Sticht wieder "Reifenflüsterer" Button?
"Der Weg runter zur ersten Kurve ist nicht sehr lang und Kurve drei ist ein bisschen exponiert. Wir werden sehen. Es ist ein langes Rennen, in dem viel passieren kann. Der Reifenverschleiß wird entscheidend sein. Jenson hat da besonders im letzten Rennen einen sehr guten Job gemacht. Das wird morgen wieder sehr wichtig sein."
Frage: "Kannst du damit leben, als Weltmeister nur Zweiter zu sein?"
Vettel: "Ich bin sehr glücklich, gerade weil es Anfang des Wochenendes ehrlich gesagt nicht so gut ausgeschaut hat. Auch wenn es gestern viel geregnet hat, hat sich schon abgezeichnet, dass McLaren unheimlich stark ist. Aber was zählt, ist, dass wir zurückgekommen sind und auch nach der anstrengenden Woche nach Suzuka wieder zusammengerappelt haben."
"Im Qualifying waren wir auf den Punkt genau da. Es hat leider nicht ganz gereicht, aber wir waren sehr, sehr nahe dran - näher als viele erwartet hätten, auch wir. Morgen wird ein interessantes Rennen. Ich denke, es wird sehr lang, die Reifen werden eine große Rolle spielen. Wir haben uns all unsere harten Reifen aufgespart. Ob das dann morgen aufgeht, wird sich zeigen, aber für heute bin ich glücklich, denn die beiden Runden im letzten Abschnitt waren sehr gut. Heute Abend kann ich wahrscheinlich gut einschlafen."
Frage: "Das war ein harter Tag heute, nachdem man gestern und heute Morgen noch nicht so richtig einschätzen konnte, wer hier wie stark sein würde, nicht wahr?"
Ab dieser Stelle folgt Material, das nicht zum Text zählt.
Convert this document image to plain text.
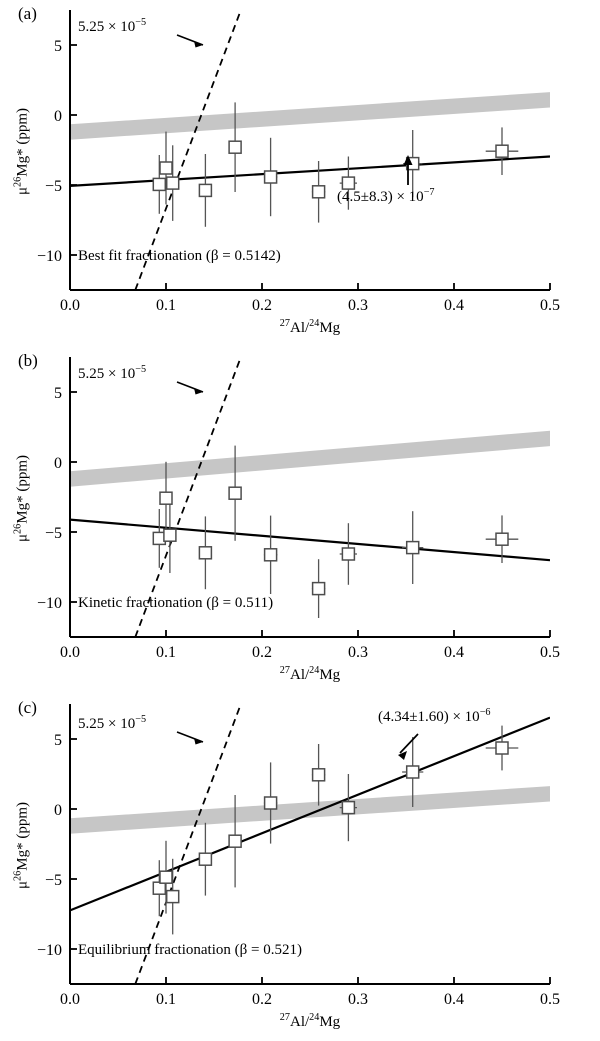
(a)
0.0	0.1	0.2	0.3	0.4	0.5
−10
−5
0
5
$5.25 \times 10^{-5}$
$(4.5\pm 8.3) \times 10^{-7}$
Best fit fractionation (β = 0.5142)
$\mu^{26}Mg*$ (ppm)
$^{27}$Al/$^{24}$Mg
(b)
0.0	0.1	0.2	0.3	0.4	0.5
−10
−5
0
5
$5.25 \times 10^{-5}$
Kinetic fractionation (β = 0.511)
$\mu^{26}Mg*$ (ppm)
$^{27}$Al/$^{24}$Mg
(c)
0.0	0.1	0.2	0.3	0.4	0.5
−10
−5
0
5
$5.25 \times 10^{-5}$	$(4.34\pm 1.60) \times 10^{-6}$
Equilibrium fractionation (β = 0.521)
$\mu^{26}Mg*$ (ppm)
$^{27}$Al/$^{24}$Mg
Vettel: "Gestern war ein anderer Tag bei anderen Bedingungen. Wir haben da schon geahnt, dass McLaren dieses Wochenende sehr, sehr konkurrenzfähig sein würde. Letzten Endes sind die Bedingungen dafür nur zweitrangig, denn wenn dein Auto schnell ist, dann ist es unter allen Bedingungen schnell."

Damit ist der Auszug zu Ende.